Gilfa berpikir sejenak. "Boleh kok panggil Abang monyet, nanti kamu tetap ikut sama Kakak."

"Kak Gilfa juga setuju! Wleee!"

Gara hanya mendengus kasar mendengar jawaban Gilfa. Dia tidak akan pernah tenang jika Gavi ikut bersamanya tinggal di apartment.




Acara kunjungan sudah selesai. Kini Gara, Gilfa, dan Gavi tengah dalam perjalanan menuju apartment. Tiga G itu hanya diam dalam keheningan di dalam mobil. Gavi sedari tadi menatap ke arah luar jendela, di sana dia dapat menemukan kedai es krim. Lidahnya tergiur melihat plang bergambar es krim itu.

"Berhenti!"

Gara yang kaget lantas mengerem secara mendadak. Membuat para pengemudi lain menggeram marah atas tindakan Gara. Jalanan pun sampai terjadi kemacetan, untung saja tidak terjadi kecelakaan beruntun.

"Gavi kenapa? Lihat tuh orang-orang marah karena kita!" sentak Gilfa karena dirinya juga sangat terkejut.
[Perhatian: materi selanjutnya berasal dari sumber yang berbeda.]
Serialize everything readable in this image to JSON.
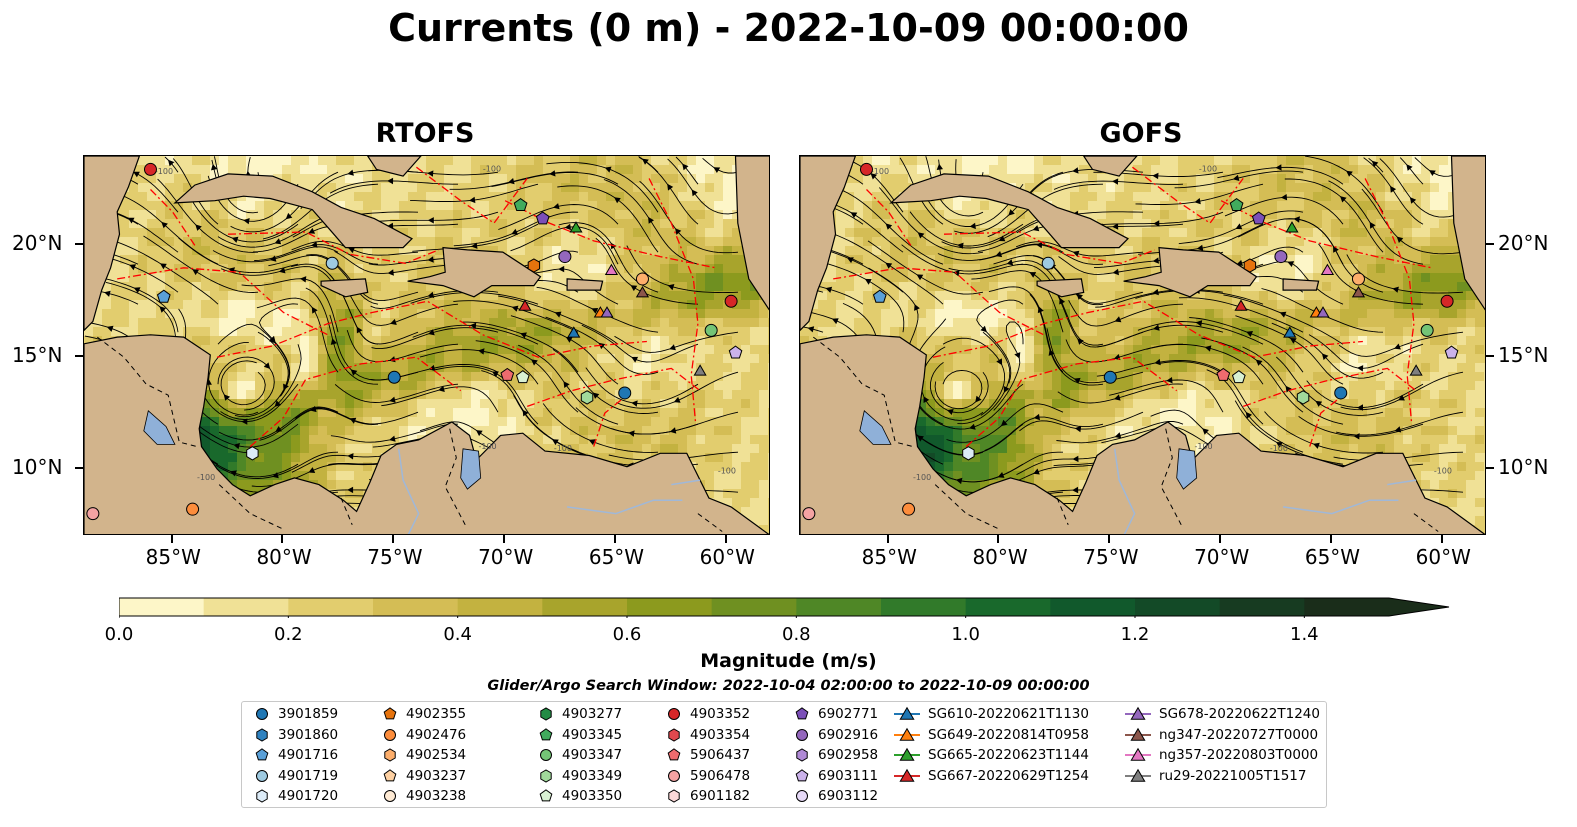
{
  "title": "Currents (0 m) - 2022-10-09 00:00:00",
  "panels": [
    {
      "title": "RTOFS"
    },
    {
      "title": "GOFS"
    }
  ],
  "map": {
    "lon_range": [
      -89.0,
      -58.0
    ],
    "lat_range": [
      7.0,
      24.0
    ],
    "x_ticks": [
      "85°W",
      "80°W",
      "75°W",
      "70°W",
      "65°W",
      "60°W"
    ],
    "x_tick_values": [
      -85,
      -80,
      -75,
      -70,
      -65,
      -60
    ],
    "y_ticks": [
      "20°N",
      "15°N",
      "10°N"
    ],
    "y_tick_values": [
      20,
      15,
      10
    ],
    "land_color": "#d2b48c",
    "eez_color": "#ff0000",
    "colormap": [
      "#fdf6c8",
      "#f0e196",
      "#e2cd6e",
      "#d4bd55",
      "#c3b240",
      "#a8a42c",
      "#8c9a1e",
      "#6f9021",
      "#4f8726",
      "#317a2a",
      "#19692c",
      "#11592c",
      "#134a27",
      "#173b21",
      "#1a2d1a"
    ]
  },
  "colorbar": {
    "title": "Magnitude (m/s)",
    "ticks": [
      "0.0",
      "0.2",
      "0.4",
      "0.6",
      "0.8",
      "1.0",
      "1.2",
      "1.4"
    ],
    "tick_values": [
      0.0,
      0.2,
      0.4,
      0.6,
      0.8,
      1.0,
      1.2,
      1.4
    ],
    "range": [
      0.0,
      1.5
    ]
  },
  "search_window": "Glider/Argo Search Window: 2022-10-04 02:00:00 to 2022-10-09 00:00:00",
  "legend": {
    "columns": [
      [
        {
          "label": "3901859",
          "shape": "circle",
          "color": "#1f77b4"
        },
        {
          "label": "3901860",
          "shape": "hexagon",
          "color": "#2f82c0"
        },
        {
          "label": "4901716",
          "shape": "pentagon",
          "color": "#5aa0d8"
        },
        {
          "label": "4901719",
          "shape": "circle",
          "color": "#9ecae1"
        },
        {
          "label": "4901720",
          "shape": "hexagon",
          "color": "#dcebf7"
        }
      ],
      [
        {
          "label": "4902355",
          "shape": "pentagon",
          "color": "#e6730d"
        },
        {
          "label": "4902476",
          "shape": "circle",
          "color": "#fd8d3c"
        },
        {
          "label": "4902534",
          "shape": "hexagon",
          "color": "#fdae6b"
        },
        {
          "label": "4903237",
          "shape": "pentagon",
          "color": "#fdd0a2"
        },
        {
          "label": "4903238",
          "shape": "circle",
          "color": "#feead4"
        }
      ],
      [
        {
          "label": "4903277",
          "shape": "hexagon",
          "color": "#238b45"
        },
        {
          "label": "4903345",
          "shape": "pentagon",
          "color": "#41ab5d"
        },
        {
          "label": "4903347",
          "shape": "circle",
          "color": "#74c476"
        },
        {
          "label": "4903349",
          "shape": "hexagon",
          "color": "#a1d99b"
        },
        {
          "label": "4903350",
          "shape": "pentagon",
          "color": "#d9f0d3"
        }
      ],
      [
        {
          "label": "4903352",
          "shape": "circle",
          "color": "#d62728"
        },
        {
          "label": "4903354",
          "shape": "hexagon",
          "color": "#e0484e"
        },
        {
          "label": "5906437",
          "shape": "pentagon",
          "color": "#ee6b6e"
        },
        {
          "label": "5906478",
          "shape": "circle",
          "color": "#f4a3a3"
        },
        {
          "label": "6901182",
          "shape": "hexagon",
          "color": "#fbd8d8"
        }
      ],
      [
        {
          "label": "6902771",
          "shape": "pentagon",
          "color": "#7b4fb8"
        },
        {
          "label": "6902916",
          "shape": "circle",
          "color": "#9467bd"
        },
        {
          "label": "6902958",
          "shape": "hexagon",
          "color": "#b08ad6"
        },
        {
          "label": "6903111",
          "shape": "pentagon",
          "color": "#cbb2ea"
        },
        {
          "label": "6903112",
          "shape": "circle",
          "color": "#e6d9f7"
        }
      ],
      [
        {
          "label": "SG610-20220621T1130",
          "shape": "triangle-line",
          "color": "#1f77b4"
        },
        {
          "label": "SG649-20220814T0958",
          "shape": "triangle-line",
          "color": "#ff7f0e"
        },
        {
          "label": "SG665-20220623T1144",
          "shape": "triangle-line",
          "color": "#2ca02c"
        },
        {
          "label": "SG667-20220629T1254",
          "shape": "triangle-line",
          "color": "#d62728"
        }
      ],
      [
        {
          "label": "SG678-20220622T1240",
          "shape": "triangle-line",
          "color": "#9467bd"
        },
        {
          "label": "ng347-20220727T0000",
          "shape": "triangle-line",
          "color": "#8c564b"
        },
        {
          "label": "ng357-20220803T0000",
          "shape": "triangle-line",
          "color": "#e377c2"
        },
        {
          "label": "ru29-20221005T1517",
          "shape": "triangle-line",
          "color": "#7f7f7f"
        }
      ]
    ]
  },
  "markers": [
    {
      "lon": -86.0,
      "lat": 23.4,
      "shape": "circle",
      "color": "#d62728"
    },
    {
      "lon": -85.4,
      "lat": 17.7,
      "shape": "pentagon",
      "color": "#5aa0d8"
    },
    {
      "lon": -77.8,
      "lat": 19.2,
      "shape": "circle",
      "color": "#9ecae1"
    },
    {
      "lon": -81.4,
      "lat": 10.7,
      "shape": "hexagon",
      "color": "#dcebf7"
    },
    {
      "lon": -75.0,
      "lat": 14.1,
      "shape": "circle",
      "color": "#1f77b4"
    },
    {
      "lon": -84.1,
      "lat": 8.2,
      "shape": "circle",
      "color": "#fd8d3c"
    },
    {
      "lon": -88.6,
      "lat": 8.0,
      "shape": "circle",
      "color": "#f4a3a3"
    },
    {
      "lon": -69.3,
      "lat": 21.8,
      "shape": "pentagon",
      "color": "#41ab5d"
    },
    {
      "lon": -68.3,
      "lat": 21.2,
      "shape": "pentagon",
      "color": "#7b4fb8"
    },
    {
      "lon": -66.8,
      "lat": 20.8,
      "shape": "triangle",
      "color": "#2ca02c"
    },
    {
      "lon": -67.3,
      "lat": 19.5,
      "shape": "circle",
      "color": "#9467bd"
    },
    {
      "lon": -68.7,
      "lat": 19.1,
      "shape": "hexagon",
      "color": "#e6730d"
    },
    {
      "lon": -65.2,
      "lat": 18.9,
      "shape": "triangle",
      "color": "#e377c2"
    },
    {
      "lon": -63.8,
      "lat": 18.5,
      "shape": "circle",
      "color": "#fdae6b"
    },
    {
      "lon": -63.8,
      "lat": 17.9,
      "shape": "triangle",
      "color": "#8c564b"
    },
    {
      "lon": -59.8,
      "lat": 17.5,
      "shape": "circle",
      "color": "#d62728"
    },
    {
      "lon": -69.1,
      "lat": 17.3,
      "shape": "triangle",
      "color": "#d62728"
    },
    {
      "lon": -65.7,
      "lat": 17.0,
      "shape": "triangle",
      "color": "#ff7f0e"
    },
    {
      "lon": -65.4,
      "lat": 17.0,
      "shape": "triangle",
      "color": "#9467bd"
    },
    {
      "lon": -66.9,
      "lat": 16.1,
      "shape": "triangle",
      "color": "#1f77b4"
    },
    {
      "lon": -60.7,
      "lat": 16.2,
      "shape": "circle",
      "color": "#74c476"
    },
    {
      "lon": -59.6,
      "lat": 15.2,
      "shape": "pentagon",
      "color": "#cbb2ea"
    },
    {
      "lon": -69.9,
      "lat": 14.2,
      "shape": "pentagon",
      "color": "#ee6b6e"
    },
    {
      "lon": -69.2,
      "lat": 14.1,
      "shape": "pentagon",
      "color": "#d9f0d3"
    },
    {
      "lon": -61.2,
      "lat": 14.4,
      "shape": "triangle",
      "color": "#7f7f7f"
    },
    {
      "lon": -64.6,
      "lat": 13.4,
      "shape": "circle",
      "color": "#1f77b4"
    },
    {
      "lon": -66.3,
      "lat": 13.2,
      "shape": "hexagon",
      "color": "#a1d99b"
    }
  ]
}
Gara hanya bisa mendengus kasar. "Mau apa? Kok minta berhenti?"

Gavi yang menundukkan kepalanya pun mendongak menatap Gara. "Gavi mau beli es krim dulu, boleh?"

"Boleh, tapi inget ya? Jangan teriak dan bikin kaget Abang lagi."

Gavi mengangguk. Gara pun menjalankan kembali mobilnya untuk ke tempat es krim. Setelah sampai di kedai es krim, Gavi langsung turun dari mobil dan menghampiri kedai itu dengan raut senangnya.

"Gue tunggu di sini."

"Iya."

Kini, mereka bertiga sudah sampai di apart. Gavi sedari tadi tidak bisa diam. Bocah cilik itu berceloteh tentang penampilan dan isi dari apartment milik kakaknya.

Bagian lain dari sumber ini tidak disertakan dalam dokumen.